Page 26 - Perjuangan Pondok Pesantren Lirboyo Dalam Peristiwa 10 November 1945 Terbaru
P. 26
Ultimatum itu pada tanggal 9 November 1945. Isi dan maknanya
merupakan penghinaan terhadap martabat dan harga diri bangsa
indonesia. Isi pokoknya adalah tuntutan ada semua pemimpin
Indonesia, pemimpin pemuda, kepala polisi, dan kepala pemerintahan,
harus melapor pada tempat dan waktu yang ditemtukan dengan
meletakan tangan mereka di atas kepala, dan Kemudian
menandatangani dokumen yang disediakan sebagai tanda menyerah
tanpa syarat.
Pemuda-pemuda bersenjata diharuskan menyerahkan senjatanya
dengan berbaris serta membawa bendera putih. Batas waktu yang
ditentukan adalah pukul 06.00 pada tanggal 10 November 1945.

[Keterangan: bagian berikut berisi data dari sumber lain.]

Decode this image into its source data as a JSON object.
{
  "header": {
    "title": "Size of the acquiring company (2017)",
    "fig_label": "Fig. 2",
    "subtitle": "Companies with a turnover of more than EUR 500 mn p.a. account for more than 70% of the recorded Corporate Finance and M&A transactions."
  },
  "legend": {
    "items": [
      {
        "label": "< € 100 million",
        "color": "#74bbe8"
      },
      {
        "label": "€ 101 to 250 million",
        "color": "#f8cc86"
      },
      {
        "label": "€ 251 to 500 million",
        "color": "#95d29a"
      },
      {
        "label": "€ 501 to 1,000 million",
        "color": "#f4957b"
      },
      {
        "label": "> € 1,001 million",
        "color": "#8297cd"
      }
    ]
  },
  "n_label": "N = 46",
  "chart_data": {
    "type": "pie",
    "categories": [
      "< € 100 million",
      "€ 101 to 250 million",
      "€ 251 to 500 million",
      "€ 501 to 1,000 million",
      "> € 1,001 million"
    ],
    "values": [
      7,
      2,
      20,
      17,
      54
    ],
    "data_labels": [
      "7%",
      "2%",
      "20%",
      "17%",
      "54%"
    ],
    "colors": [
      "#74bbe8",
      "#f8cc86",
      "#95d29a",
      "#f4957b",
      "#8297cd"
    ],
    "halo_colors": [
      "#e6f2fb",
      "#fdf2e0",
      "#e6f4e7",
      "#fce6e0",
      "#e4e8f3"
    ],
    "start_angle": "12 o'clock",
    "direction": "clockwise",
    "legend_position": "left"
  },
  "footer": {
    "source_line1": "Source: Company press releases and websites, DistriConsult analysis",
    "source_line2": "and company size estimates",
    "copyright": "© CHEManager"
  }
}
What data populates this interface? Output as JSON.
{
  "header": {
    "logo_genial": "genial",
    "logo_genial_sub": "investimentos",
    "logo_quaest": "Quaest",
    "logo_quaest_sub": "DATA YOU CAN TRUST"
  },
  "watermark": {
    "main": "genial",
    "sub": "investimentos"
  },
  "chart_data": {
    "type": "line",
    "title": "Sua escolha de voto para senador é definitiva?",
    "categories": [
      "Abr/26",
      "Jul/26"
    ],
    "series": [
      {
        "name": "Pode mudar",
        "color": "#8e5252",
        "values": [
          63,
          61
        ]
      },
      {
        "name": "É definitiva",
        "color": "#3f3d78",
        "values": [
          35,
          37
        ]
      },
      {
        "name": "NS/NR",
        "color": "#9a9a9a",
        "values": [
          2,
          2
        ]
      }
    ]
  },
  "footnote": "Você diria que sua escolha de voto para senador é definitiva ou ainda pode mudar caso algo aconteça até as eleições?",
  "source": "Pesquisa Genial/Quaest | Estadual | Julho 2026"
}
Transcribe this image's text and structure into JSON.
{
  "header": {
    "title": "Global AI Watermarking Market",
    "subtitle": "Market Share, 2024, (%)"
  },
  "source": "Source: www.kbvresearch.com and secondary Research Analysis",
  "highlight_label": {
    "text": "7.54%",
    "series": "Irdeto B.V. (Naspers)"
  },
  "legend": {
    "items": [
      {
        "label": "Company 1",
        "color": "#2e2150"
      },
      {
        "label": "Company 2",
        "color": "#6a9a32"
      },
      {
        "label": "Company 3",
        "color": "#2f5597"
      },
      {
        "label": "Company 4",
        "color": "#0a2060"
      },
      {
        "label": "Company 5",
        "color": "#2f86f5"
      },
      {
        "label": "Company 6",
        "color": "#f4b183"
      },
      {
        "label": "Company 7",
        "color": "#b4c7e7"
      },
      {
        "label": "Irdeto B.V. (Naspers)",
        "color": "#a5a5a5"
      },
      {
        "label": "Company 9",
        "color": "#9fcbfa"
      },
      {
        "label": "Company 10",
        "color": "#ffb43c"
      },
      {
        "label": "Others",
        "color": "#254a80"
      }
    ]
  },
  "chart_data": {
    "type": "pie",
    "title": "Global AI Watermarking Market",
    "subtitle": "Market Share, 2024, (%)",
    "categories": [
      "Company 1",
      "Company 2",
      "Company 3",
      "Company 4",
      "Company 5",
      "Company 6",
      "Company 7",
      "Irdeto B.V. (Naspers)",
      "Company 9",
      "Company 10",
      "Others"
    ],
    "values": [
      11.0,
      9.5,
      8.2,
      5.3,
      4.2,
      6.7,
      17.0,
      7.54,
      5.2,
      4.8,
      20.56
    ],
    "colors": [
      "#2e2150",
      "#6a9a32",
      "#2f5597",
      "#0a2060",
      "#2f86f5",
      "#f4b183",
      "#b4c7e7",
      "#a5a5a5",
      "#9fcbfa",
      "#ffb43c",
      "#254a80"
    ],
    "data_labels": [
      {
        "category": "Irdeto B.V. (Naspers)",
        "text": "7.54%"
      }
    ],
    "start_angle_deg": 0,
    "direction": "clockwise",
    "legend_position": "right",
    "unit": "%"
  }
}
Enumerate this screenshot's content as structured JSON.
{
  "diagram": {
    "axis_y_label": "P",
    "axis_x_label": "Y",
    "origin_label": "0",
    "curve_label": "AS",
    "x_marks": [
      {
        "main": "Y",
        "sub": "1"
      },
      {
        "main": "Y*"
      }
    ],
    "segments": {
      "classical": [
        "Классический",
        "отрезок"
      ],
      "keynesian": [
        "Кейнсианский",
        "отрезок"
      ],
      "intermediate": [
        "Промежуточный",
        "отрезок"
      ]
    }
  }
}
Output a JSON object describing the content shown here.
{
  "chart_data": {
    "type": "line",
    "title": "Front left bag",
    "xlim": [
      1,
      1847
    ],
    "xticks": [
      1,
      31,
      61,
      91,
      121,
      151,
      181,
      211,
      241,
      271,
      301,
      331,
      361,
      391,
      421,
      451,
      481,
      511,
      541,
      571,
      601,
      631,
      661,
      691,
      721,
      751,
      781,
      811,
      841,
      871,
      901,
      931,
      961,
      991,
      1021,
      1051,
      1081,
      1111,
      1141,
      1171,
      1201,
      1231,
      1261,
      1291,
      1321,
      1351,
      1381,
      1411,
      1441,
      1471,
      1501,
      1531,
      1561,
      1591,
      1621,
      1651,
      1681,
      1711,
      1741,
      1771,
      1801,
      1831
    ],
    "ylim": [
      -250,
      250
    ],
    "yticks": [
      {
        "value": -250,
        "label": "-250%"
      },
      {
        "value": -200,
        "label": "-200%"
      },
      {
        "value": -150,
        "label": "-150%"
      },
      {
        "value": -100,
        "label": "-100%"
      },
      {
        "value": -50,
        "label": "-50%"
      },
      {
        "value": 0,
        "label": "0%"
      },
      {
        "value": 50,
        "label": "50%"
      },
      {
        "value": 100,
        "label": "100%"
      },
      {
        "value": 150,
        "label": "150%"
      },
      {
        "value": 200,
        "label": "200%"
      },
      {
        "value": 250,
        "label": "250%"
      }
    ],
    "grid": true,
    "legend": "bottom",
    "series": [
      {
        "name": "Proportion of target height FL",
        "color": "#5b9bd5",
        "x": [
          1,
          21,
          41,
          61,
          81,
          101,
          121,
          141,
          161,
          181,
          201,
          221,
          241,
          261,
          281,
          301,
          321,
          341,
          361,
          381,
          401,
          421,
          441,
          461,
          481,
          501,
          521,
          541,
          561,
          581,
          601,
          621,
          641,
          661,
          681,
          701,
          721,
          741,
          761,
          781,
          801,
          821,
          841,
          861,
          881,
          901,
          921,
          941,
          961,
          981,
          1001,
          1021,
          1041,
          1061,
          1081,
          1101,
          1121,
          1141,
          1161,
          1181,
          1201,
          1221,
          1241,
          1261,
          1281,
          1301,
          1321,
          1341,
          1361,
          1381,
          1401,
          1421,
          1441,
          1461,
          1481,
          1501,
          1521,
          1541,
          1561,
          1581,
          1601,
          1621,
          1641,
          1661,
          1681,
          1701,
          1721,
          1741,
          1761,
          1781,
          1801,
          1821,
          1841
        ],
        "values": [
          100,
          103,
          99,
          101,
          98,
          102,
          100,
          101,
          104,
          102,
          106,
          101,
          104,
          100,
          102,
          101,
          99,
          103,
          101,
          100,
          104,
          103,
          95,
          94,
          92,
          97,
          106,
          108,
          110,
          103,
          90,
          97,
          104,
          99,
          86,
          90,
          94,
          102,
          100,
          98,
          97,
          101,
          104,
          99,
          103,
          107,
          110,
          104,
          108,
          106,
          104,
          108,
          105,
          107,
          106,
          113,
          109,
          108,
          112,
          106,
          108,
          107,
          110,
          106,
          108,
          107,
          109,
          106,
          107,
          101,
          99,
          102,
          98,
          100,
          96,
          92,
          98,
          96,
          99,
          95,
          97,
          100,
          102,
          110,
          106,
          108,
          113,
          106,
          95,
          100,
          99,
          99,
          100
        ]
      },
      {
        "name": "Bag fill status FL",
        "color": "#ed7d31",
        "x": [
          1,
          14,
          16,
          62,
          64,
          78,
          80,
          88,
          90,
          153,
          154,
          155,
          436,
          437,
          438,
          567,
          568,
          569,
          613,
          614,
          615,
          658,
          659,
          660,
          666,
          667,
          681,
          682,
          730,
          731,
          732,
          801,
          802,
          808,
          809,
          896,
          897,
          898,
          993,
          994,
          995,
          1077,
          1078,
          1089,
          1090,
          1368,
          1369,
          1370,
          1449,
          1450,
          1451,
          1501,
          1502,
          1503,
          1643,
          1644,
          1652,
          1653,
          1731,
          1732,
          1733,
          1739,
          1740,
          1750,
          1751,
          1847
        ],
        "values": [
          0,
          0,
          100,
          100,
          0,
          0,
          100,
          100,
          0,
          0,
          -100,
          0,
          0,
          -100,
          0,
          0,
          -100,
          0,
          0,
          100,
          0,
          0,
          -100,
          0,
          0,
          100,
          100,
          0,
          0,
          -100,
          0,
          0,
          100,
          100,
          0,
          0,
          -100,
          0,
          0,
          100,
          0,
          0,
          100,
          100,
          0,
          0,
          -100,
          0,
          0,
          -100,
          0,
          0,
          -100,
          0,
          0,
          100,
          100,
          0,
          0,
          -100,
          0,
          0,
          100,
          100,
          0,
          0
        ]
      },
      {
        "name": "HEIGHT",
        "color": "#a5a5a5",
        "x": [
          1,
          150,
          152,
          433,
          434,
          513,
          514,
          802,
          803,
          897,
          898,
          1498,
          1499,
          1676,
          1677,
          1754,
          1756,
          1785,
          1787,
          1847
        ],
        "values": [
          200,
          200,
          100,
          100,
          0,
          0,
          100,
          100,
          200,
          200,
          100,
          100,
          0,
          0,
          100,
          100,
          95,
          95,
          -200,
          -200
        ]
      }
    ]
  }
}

Apabila tidak diindahkan, Inggris akan mengerahkan seluruh kekuatan
darat, laut, dan udara. Ultimatum ini ditandatangani oleh Mayor Jendral
E.C. Mansergh. Untuk menentukan sikap terhadap ultimatum ini para
pemimpin di Surabaya mengada pertemuan. Pemuda Surabaya
berusaha menghubungi Presiden Soekarno untuk meminta instruksi
mengenai tindakan apa yang akan diambil menerima atau menolak
ultimatum. Namun, mereka hanyaberhasil mengadakan hubungan
dengan Menteri Luar Negeri Mr. Ahmad Soebarjo. Menteri Luar Negeri
menyerahkan "kata putus" kepada rakyat Surabaya. Secara resmi,
Gubernur Suryo melalui radio menyatakan menolak ultimatum Inggris.
(Poesponegoro & Notosusanto , 2011:193).
Pemuda Surabaya melawan tentara Sekutu yang dipimpin oleh
bung Tomo. Selain itu, bung tomo meminta bantuan kepada kyai untuk
melawan tentara Sekutu dalam mempertahankan bangsa Indonesia.
Kemudian membentuk organisasi bernama resolusi jihad yang terdiri
kyai dan santri dalam peristiwa 10 November 1945 di Surabaya. Pada
resolusi jihad, kyai dan santri yang menekankan kewajiban mengikuti
perang sabil melawan penjajah kolonial sebagai hasil keputusan dalam
konferensi para ulama yang tergabung dalam Jam'iyah NU (kala itu
masih bernama Hoofd Bestuur Nahdlatul Oelama, HBNO).